La società patrimoniale ha presentato in consiglio il suo primo bilancio e i Ds propongono un contatto più diretto con il Comune. Il sindaco: «Proposte da valutare dopo le elezioni»
Maggiore controllo da parte del Comune per la Seprio Patrimonio e Servizi, conosciuta anche come Sps. Le polemiche non si fanno attendere intorno alla società patrimoniale del Comune di Tradate creata, dopo una lunga trafila burocratica, lo scorso mese di maggio e di cui è stato presentato, nei giorni scorsi, in consiglio comunale il primo bilancio.
Infatti, la società a cui il Comune affida la gestione di molti lavori pubblici della città piace a tutte le forze politiche, ma con alcuni distinguo: «Non si discute l’utilità della società patrimoniale, che effettivamente consente al Comune di non sforare i vincoli del patto di stabilità – spiega Luca Carignola dei Democratici di Sinistra -. Tuttavia, il Piano di programma presentato allo scorso consiglio comunale ci conferma che con l’attivazione della società il Comune viene svuotato di importanti servizi e funzioni, e che il ruolo dei consiglieri comunali, soprattutto di opposizione, viene reso oggettivamente più difficile».

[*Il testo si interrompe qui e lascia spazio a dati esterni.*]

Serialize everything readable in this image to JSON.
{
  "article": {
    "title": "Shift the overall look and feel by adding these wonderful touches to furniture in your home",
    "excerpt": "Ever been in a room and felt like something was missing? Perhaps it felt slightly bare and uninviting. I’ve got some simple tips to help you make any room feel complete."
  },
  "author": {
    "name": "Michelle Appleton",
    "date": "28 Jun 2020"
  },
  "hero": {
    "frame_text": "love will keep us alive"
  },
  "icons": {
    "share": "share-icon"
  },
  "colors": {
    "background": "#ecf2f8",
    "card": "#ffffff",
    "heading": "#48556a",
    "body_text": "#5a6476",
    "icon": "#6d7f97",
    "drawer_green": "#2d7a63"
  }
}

«La società assumerà con il tempo un’importanza sempre maggiore anche in un’ottica territoriale – spiega il sindaco Stefano Candiani -, sempre più verso una gestione coordinata dei servizi, e magari non solo per Tradate». Infatti, erano presenti in consiglio comunale, anche il sindaco e assessore al bilancio di Castelseprio.
Carignola avanza anche una proposta: «Siamo convinti che la prossima amministrazione comunale dovrà nominare un consiglio di amministrazione, anziché un amministratore unico di esclusiva pertinenza della maggioranza. Lo statuto in ogni caso consente che l’attività di controllo e verifica possa essere eseguita anche con l’ausilio di soggetti terzi rispetto agli organi sociali: proponiamo dunque sin da ora la nomina di un consigliere comunale che possa esercitare tali funzioni senza ulteriori oneri a carico della società».
«Le opinioni costruttive sono sempre ben accette, ma questo è un passaggio delicato per la società – risponde Candiani -. Sicuramente è una proposta che la prossima amministrazione dovrà valutare e approfondire quando la gestione della Seprio Patrimonio e Servizi non sarà più provvisoria».
Intanto è prevista per giovedì mattina la presentazione ufficiale del nuovo amministrazione unico della società patrimoniale, Roberto Fazioli, già alla guida della Genia di San Giuliano Milanese, il quale illustrerà le linee guida per la crescita della società di servizi tradatese.